I agree with the result and with all of the opinion except for the two conjoined statements that Pembroke Realty Securities Corp. v. Commissioner, supra, is indistinguishable, and that personally we are of the same mind as when it was announced. Though I did not participate in that case, I should suppose it distinguishable. There at least the statutory purpose had been accomplished by a distribution of earnings which went to swell the taxable income of the distributes; here, on the taxpayer's contention, the corporate earnings would be strictly nontaxable. But if I am wrong and the distinction is not sufficient, I do not see, for my part, how the Pembroke principle could have stood as applied to these facts, whatever the decision of the Tax Court, in view of the clear command of the statute.

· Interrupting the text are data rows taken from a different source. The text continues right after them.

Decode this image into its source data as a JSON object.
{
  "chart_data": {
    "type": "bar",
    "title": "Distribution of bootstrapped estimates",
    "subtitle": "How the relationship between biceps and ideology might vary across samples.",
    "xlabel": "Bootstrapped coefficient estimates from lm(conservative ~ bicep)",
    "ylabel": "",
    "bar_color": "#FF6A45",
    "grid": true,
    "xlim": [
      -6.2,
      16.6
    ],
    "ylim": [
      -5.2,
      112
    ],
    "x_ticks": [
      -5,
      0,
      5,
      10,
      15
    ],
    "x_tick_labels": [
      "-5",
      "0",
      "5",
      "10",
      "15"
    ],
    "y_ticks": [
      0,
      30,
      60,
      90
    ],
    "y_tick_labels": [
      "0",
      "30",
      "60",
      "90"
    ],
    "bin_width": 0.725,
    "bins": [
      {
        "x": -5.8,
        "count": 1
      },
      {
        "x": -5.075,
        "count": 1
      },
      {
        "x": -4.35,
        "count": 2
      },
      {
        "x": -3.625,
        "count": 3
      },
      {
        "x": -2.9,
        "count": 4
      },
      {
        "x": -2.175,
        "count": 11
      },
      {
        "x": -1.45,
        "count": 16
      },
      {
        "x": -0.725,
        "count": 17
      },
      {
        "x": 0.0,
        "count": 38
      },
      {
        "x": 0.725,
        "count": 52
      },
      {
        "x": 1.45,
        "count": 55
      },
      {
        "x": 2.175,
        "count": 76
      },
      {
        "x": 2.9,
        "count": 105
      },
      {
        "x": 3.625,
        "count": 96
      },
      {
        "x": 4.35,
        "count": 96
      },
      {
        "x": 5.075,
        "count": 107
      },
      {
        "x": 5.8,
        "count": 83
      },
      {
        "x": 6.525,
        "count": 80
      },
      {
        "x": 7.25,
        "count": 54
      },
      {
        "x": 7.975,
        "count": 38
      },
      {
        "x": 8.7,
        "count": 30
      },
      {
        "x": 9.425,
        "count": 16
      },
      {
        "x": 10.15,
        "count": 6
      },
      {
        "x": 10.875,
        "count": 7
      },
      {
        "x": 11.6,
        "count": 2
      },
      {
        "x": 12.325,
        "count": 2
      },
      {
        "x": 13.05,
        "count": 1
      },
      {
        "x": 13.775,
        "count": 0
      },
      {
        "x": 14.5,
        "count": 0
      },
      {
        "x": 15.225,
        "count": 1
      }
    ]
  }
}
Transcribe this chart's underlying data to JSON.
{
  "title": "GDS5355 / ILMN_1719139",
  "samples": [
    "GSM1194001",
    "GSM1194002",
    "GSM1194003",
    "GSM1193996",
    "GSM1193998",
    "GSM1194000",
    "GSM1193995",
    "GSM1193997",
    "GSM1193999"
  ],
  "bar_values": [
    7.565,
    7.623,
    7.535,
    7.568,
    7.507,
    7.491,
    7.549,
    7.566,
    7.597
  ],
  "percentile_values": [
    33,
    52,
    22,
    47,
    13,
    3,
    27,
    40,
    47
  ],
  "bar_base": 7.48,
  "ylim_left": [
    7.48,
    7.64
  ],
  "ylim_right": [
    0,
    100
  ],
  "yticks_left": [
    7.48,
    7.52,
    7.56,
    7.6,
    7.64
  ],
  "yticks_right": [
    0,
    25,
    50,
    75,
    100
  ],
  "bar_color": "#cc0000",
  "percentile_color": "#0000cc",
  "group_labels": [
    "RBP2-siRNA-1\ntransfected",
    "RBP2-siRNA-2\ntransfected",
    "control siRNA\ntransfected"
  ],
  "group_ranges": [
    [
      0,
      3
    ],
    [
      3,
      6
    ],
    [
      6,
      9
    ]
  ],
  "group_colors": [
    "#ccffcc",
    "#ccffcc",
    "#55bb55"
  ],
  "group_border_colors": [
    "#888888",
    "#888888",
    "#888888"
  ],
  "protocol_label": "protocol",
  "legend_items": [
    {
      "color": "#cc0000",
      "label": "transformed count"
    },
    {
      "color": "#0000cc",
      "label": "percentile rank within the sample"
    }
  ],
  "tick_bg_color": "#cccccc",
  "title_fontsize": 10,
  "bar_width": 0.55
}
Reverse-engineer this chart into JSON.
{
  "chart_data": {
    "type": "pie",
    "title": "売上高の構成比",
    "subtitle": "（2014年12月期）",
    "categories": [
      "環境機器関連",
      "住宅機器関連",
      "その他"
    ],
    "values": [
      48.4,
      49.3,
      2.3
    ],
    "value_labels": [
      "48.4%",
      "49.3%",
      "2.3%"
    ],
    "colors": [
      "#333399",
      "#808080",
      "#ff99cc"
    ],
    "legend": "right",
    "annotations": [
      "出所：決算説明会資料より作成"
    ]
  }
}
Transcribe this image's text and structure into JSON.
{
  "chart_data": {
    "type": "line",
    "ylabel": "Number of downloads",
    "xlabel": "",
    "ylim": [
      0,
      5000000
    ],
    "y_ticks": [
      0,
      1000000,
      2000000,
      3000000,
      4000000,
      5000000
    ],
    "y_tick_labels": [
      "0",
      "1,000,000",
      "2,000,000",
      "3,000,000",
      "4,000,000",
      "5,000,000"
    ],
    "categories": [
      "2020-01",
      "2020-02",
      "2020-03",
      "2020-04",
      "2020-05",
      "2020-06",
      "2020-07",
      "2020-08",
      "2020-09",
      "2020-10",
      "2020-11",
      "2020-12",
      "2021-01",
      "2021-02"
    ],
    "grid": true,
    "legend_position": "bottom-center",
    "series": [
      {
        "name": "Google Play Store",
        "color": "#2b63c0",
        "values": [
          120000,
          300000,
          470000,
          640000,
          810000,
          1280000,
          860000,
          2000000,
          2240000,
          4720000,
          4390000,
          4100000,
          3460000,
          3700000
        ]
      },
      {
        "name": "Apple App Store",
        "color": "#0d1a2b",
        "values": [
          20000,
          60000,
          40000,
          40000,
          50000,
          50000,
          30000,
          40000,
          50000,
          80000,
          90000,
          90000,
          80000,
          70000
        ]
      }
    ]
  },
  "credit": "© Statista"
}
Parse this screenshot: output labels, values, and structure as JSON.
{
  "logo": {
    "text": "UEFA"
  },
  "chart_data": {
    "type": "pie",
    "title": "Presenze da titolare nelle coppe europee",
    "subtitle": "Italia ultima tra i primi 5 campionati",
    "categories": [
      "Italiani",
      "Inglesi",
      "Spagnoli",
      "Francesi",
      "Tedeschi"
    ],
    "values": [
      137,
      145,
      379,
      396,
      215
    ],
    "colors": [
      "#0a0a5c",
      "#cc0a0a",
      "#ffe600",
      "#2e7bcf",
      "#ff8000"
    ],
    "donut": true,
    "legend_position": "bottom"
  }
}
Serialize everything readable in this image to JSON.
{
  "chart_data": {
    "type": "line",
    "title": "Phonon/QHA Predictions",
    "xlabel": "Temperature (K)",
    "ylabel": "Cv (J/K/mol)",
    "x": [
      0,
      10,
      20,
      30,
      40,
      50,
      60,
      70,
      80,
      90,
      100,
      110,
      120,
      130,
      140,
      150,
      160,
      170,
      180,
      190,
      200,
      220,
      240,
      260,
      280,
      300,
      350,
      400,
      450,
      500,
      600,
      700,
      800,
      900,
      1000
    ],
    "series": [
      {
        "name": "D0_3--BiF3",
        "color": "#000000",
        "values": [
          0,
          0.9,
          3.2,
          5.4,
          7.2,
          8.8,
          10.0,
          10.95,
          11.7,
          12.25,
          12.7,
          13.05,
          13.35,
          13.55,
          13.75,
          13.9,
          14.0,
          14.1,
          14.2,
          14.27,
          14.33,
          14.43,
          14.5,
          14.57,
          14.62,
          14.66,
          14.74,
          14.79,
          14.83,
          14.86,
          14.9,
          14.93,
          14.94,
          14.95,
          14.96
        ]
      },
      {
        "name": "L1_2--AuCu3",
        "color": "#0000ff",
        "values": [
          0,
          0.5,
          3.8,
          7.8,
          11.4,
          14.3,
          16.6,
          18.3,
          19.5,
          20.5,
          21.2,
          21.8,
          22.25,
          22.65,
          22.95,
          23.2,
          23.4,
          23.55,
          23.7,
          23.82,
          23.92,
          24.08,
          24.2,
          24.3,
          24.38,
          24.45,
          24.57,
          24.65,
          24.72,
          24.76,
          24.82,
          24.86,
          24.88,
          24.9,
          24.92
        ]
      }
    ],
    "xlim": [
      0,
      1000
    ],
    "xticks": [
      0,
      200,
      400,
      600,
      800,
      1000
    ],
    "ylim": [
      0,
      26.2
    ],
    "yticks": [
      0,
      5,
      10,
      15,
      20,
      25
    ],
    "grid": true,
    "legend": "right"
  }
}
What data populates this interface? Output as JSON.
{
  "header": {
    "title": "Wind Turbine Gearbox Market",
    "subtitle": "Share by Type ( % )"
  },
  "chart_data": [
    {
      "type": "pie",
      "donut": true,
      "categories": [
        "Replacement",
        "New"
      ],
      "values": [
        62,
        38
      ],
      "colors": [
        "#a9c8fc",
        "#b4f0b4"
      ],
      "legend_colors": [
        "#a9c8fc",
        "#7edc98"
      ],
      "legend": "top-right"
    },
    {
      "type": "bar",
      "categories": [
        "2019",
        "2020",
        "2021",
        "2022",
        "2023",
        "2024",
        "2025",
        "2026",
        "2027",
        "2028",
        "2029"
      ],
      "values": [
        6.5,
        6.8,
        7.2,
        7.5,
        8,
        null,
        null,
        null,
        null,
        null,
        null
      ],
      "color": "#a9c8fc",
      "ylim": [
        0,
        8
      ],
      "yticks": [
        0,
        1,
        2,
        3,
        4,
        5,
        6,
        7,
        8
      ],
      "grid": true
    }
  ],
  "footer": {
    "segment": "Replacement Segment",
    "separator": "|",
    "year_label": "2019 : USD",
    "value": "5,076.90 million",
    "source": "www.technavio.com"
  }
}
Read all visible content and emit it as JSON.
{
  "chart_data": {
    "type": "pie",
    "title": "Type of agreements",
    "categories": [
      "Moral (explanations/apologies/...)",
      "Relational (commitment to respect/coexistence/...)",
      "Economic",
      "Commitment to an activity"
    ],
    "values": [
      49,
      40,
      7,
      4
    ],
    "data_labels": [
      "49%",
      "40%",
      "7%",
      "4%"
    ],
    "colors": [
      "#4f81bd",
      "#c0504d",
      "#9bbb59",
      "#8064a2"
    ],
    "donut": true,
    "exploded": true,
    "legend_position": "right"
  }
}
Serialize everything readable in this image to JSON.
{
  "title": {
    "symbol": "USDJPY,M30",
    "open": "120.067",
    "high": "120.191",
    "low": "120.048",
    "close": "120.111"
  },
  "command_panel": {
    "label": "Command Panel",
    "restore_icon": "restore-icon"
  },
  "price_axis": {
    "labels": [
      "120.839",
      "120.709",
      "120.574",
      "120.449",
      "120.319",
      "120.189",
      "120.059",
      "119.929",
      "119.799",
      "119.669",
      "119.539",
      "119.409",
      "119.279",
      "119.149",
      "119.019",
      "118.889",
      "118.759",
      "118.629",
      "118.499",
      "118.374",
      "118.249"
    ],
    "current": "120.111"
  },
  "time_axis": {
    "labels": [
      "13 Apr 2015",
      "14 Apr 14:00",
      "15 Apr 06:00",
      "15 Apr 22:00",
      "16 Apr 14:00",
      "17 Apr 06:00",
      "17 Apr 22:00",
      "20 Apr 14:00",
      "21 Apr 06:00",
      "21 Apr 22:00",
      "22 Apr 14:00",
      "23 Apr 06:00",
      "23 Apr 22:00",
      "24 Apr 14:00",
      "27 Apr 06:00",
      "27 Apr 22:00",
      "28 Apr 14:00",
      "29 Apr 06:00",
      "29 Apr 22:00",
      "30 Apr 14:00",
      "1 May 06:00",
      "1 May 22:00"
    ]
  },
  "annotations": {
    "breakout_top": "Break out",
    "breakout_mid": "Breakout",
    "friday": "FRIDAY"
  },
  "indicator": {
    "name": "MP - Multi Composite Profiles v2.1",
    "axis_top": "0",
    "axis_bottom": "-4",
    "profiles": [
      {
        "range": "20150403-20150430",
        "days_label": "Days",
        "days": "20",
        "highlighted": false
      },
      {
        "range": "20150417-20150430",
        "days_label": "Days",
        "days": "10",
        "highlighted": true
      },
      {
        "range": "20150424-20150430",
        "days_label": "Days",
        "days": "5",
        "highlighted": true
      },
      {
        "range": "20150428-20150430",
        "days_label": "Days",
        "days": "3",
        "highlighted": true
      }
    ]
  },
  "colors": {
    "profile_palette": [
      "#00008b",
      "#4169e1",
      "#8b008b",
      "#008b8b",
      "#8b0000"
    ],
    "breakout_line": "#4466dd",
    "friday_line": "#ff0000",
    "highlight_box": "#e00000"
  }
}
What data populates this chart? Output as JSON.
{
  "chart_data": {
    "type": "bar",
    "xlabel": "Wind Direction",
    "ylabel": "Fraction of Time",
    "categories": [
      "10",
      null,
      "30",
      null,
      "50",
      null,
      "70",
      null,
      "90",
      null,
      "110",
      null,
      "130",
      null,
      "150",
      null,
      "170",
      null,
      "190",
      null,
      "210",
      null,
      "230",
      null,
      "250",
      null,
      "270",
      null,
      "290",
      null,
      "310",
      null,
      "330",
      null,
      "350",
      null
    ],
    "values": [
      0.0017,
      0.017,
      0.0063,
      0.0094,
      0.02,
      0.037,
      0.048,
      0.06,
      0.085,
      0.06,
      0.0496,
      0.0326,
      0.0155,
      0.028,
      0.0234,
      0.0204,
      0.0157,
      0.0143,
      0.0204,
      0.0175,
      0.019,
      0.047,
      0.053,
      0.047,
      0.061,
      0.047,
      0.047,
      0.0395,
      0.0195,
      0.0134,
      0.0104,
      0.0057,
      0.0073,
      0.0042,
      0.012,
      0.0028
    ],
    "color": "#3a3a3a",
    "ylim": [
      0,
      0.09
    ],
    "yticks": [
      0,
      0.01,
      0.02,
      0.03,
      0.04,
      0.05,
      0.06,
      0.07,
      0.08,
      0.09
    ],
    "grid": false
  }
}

Under the prevailing opinion this court would seem to be given a purely technical power of review only in order to satisfy a conventional aspiration for such a procedural step rather than to afford relief to aggrieved litigants. I am not satisfied that the dice are so heavily loaded against any decision which differs from the Tax Court that our jurisdiction is rendered almost futile, nor do I believe that the opinions of the Supreme Court call for complete abdication on our part.
The determination of the Tax Court while disapproved of by the prevailing opinion is nevertheless affirmed for lack of power to give any relief. It purports to tax an accumulation of income — though there in fact was none — but, on the contrary, a deficit in capital during the taxable year. Such a result contravenes the purposes of the Congressional legislation while following a slavishly literal reading of the statute. In my opinion the Dobson decision (Dobson v. Com'r, 320 U.S. 489, 64 S.Ct. 239, 88 L.Ed. 248) does not preclude us from determining such a general question of law as whether the statute covers distributions in liquidation where no earnings or profits exist. Such lack of power would render appeals to this court meaningless and, if our view of the interpretation of the statute is correct, tragic for the taxpayer in the present case.
I think that the order of the Tax Court should be reversed.